I feel like I am currently sat in the circle of an AA meeting waiting for my turn to stand up and confess my troubles, unburden my thoughts
– giving my self a certain sense of achievement through something that is truly a terrible trait.
Similar to an unwanted habit or an addiction to something that’s bad for you, my problem is frowned upon and tainted with a negative approach.
I am addicted to quitting …. Now that wasn’t too hard to say although I am not sure I like the way the word sounds it has an aggressive edge.
Never the less I honestly try to change my ways and be a little more consistent. But unfortuatly my quitting habits have stuck with me throughout my life.
As a teenager it was almost expected and perhaps I could get away with it back then as it was more of a way of life, my hair was an obvious indication to my ever changing mind and my work ethic hadn’t quite reached a respectable level (much to my fathers disappointment)

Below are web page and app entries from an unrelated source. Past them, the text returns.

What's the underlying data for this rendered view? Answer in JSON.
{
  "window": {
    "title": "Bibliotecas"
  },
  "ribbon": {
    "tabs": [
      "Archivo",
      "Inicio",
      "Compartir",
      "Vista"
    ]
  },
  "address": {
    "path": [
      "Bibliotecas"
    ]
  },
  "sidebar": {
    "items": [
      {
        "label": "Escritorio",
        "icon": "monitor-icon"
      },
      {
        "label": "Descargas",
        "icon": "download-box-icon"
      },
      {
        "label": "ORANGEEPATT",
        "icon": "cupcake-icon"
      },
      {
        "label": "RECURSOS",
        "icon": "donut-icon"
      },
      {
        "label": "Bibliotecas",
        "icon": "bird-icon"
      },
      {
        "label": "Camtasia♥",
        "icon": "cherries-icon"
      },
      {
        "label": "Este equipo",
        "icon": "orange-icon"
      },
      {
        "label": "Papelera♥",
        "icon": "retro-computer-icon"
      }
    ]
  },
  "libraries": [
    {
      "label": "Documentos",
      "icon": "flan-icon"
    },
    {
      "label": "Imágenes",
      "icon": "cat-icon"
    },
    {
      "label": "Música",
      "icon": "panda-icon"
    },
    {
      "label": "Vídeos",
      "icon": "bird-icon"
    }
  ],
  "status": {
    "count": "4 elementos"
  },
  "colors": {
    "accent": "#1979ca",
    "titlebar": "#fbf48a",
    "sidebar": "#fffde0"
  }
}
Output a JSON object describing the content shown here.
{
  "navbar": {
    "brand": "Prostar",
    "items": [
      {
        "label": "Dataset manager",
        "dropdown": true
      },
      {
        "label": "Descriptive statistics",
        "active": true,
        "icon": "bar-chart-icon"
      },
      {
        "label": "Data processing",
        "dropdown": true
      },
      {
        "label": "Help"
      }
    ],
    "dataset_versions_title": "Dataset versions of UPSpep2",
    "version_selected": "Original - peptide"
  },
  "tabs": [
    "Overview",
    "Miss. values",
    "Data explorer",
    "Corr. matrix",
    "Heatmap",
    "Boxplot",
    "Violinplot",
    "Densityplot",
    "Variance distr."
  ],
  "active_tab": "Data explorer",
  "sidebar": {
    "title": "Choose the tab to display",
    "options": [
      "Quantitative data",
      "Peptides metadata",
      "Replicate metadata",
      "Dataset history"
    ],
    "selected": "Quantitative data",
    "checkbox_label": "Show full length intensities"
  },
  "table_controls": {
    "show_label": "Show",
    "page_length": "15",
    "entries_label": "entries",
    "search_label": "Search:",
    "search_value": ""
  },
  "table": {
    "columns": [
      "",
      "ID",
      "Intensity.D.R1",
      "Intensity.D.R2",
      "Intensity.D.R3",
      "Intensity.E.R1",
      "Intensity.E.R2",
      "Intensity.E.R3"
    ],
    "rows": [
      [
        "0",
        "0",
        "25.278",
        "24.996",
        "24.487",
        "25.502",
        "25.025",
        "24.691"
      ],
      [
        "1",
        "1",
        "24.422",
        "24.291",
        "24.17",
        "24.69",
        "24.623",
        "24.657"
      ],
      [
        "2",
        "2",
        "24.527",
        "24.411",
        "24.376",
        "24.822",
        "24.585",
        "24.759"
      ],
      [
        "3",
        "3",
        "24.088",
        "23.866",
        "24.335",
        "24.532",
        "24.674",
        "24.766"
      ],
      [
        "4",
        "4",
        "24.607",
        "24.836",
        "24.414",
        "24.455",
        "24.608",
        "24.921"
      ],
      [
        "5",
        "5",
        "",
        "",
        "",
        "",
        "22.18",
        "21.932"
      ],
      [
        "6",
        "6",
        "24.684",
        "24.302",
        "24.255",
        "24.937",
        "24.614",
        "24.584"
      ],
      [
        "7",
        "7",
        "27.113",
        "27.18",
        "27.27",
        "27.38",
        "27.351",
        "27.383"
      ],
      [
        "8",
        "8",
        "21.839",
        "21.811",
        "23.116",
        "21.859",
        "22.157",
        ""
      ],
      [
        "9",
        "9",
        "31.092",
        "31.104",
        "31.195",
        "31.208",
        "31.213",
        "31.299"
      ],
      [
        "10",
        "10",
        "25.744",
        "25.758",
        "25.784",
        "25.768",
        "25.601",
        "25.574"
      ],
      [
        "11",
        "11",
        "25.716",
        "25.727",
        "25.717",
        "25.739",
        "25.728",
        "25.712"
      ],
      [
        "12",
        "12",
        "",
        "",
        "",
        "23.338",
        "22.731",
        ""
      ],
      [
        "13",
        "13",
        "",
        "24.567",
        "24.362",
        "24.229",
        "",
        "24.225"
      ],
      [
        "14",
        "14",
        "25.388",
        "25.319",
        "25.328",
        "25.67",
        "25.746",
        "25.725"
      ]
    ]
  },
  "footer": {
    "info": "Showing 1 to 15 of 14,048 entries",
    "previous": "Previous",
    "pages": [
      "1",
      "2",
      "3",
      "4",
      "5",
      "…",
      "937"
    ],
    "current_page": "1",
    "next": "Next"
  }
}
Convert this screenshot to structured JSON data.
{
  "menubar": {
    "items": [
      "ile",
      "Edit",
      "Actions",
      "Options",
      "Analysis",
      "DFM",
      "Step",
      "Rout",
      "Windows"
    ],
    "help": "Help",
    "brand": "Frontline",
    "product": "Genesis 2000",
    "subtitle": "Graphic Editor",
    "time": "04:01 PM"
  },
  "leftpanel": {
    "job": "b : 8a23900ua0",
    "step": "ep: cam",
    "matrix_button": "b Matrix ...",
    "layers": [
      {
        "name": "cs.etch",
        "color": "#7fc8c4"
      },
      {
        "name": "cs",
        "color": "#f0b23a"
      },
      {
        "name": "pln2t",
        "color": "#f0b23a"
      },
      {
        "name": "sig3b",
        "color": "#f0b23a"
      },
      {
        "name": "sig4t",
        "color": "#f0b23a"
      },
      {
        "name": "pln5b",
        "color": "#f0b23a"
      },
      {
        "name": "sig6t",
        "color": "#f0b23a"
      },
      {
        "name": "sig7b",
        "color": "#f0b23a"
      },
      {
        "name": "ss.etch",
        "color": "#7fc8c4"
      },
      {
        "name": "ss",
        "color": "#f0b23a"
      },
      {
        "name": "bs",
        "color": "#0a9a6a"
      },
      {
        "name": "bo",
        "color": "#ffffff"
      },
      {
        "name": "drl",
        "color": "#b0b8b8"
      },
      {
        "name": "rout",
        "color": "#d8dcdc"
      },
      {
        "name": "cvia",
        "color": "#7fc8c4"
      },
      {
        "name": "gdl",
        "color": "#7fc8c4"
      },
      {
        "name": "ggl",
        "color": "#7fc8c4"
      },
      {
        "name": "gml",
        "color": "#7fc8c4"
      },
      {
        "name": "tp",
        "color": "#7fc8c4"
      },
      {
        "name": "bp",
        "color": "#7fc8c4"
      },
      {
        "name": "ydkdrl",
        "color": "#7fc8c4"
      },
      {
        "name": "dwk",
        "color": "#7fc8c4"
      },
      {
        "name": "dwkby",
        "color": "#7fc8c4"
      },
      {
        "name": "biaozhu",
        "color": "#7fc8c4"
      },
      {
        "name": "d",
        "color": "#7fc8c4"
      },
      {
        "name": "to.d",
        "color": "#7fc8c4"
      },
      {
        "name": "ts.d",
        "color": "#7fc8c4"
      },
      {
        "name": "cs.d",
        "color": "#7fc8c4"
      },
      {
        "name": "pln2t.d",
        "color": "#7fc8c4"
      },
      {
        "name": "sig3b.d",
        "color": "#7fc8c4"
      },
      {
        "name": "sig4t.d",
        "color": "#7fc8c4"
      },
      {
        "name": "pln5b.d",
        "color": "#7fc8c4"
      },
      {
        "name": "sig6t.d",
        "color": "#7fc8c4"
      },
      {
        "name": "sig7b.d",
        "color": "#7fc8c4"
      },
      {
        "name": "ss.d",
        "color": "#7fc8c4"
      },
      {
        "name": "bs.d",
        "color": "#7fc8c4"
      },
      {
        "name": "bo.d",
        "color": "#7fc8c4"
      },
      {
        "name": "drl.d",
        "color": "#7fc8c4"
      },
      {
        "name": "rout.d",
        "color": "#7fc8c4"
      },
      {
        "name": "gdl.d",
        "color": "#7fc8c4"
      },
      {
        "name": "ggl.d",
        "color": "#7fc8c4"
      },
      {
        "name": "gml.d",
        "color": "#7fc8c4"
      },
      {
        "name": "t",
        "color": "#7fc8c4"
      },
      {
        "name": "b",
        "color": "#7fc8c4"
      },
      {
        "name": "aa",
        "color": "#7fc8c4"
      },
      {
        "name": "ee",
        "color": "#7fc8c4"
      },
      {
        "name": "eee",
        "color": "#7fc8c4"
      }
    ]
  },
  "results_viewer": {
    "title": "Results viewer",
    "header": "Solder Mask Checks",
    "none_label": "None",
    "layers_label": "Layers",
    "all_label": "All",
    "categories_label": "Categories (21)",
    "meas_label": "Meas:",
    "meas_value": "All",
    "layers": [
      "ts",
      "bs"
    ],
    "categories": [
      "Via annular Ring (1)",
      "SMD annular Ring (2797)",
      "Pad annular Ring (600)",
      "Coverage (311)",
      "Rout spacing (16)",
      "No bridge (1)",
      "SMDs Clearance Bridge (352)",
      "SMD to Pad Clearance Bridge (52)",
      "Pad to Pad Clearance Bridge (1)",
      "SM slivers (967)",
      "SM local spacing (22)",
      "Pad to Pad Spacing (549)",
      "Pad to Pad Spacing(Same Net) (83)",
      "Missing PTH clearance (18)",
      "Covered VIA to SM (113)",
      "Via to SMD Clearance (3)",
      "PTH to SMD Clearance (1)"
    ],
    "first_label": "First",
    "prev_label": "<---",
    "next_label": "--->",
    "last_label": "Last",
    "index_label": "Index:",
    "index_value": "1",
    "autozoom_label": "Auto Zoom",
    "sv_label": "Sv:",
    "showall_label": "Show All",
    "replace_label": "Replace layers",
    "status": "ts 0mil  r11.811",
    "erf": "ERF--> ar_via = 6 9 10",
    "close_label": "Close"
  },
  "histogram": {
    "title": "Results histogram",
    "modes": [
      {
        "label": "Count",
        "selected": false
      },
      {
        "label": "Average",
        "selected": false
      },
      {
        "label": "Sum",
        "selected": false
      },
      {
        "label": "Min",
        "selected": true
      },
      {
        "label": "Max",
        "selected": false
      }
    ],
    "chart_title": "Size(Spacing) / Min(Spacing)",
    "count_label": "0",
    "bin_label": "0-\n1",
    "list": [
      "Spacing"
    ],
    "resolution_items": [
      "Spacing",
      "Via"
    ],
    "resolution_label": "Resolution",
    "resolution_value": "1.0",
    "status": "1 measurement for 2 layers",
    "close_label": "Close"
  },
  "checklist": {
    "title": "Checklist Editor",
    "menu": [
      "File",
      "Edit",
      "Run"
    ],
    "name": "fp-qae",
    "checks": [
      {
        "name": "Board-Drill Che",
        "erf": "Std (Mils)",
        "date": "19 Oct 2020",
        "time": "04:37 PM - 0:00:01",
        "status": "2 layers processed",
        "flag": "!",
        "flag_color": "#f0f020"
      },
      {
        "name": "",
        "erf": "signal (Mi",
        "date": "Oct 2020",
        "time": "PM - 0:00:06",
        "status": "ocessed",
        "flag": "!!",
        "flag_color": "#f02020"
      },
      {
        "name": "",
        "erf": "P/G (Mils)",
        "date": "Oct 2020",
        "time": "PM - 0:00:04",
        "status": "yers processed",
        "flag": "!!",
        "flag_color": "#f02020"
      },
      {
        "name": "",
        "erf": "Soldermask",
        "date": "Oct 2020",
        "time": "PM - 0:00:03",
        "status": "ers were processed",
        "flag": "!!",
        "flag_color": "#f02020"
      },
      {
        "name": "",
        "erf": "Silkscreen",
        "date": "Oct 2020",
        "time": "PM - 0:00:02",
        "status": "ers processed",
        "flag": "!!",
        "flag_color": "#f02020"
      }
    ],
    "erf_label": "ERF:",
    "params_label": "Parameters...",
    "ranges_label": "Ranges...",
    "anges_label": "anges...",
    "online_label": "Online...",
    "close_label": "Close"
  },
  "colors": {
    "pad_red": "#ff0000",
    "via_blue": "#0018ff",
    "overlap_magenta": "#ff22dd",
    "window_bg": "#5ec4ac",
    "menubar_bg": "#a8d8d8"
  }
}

But I left those carefree days behind long ago along with a terrible fashion sense and even worse hair styles, the only thing I kept was an embarrassing taste in heavy metal and this awful attitude towards quitting.
Things start to get tough and I quit, I see thick black fog and I don’t try to get out of it and truthfully I am not sure why.
I have two jobs on the go and one of them I decided to leave. I had pondered the idea for a few weeks but it didn’t make quitting any easier.
I am left with disappointment as my habit rears its ugly head reminding me of that pesky teenager I once was.
I conclude this negative story with a little lighter thought – perhaps I just feel comfortable in doing what I think is right and regardless of how other people may perceive it, quitting is strangely courageous and there is nothing wrong with rebelling against society’s constant demands.
I am a mother and providing I don’t quit my other job I am sure this quitting spree will stop there.